Any idea how to do this right?
Solution 1:
eldering's comment may be correct - it depends on how the corruption happened. If it did the equivalent of s/\n/\r\r\n/
then it's reversible, but if it did s/\r*\n/\r\r\n/
then it's not.
In any case I'd use perl for something like this. Unlike sed, it was designed from the beginning to work with strings that are very long and can contain NULs and other non-text characters.
perl -pe 's/\r\r\n/\n/g' mangled.raw > image.raw
That could eat a lot of memory since it's still reading the file as a series of lines, and there could be large segments of the file with no \n
that will be seen as a single "line". But if you read it by blocks you have to be careful not to miss a \r\r\n
sequence that straddles a block boundary.
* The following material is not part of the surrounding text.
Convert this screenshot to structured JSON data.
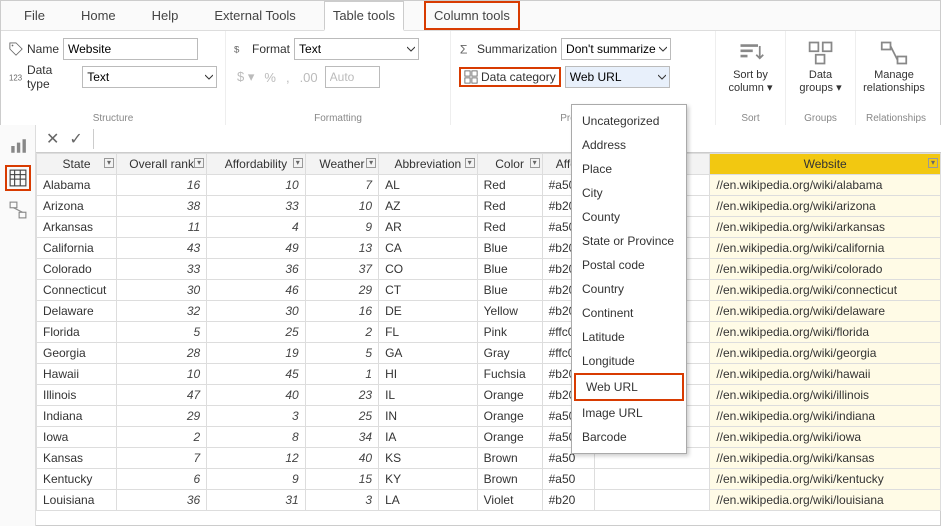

Like this:
perl -e '
$/=\65536;
while(<>) {
if(/\r\z/) {
if(length($nextblock=<>)) {
$_.=$nextblock;
redo;
}
}
s/\r\r\n/\n/g;
print;
}
' mangled.raw > image.raw
Edit: I realized the above code would get stuck in an infinite loop if the last byte of the input was \r
. It has been updated to handle that case correctly.
Edit 2: The perl one-liner contained an incorrect replacement character. It has be updated.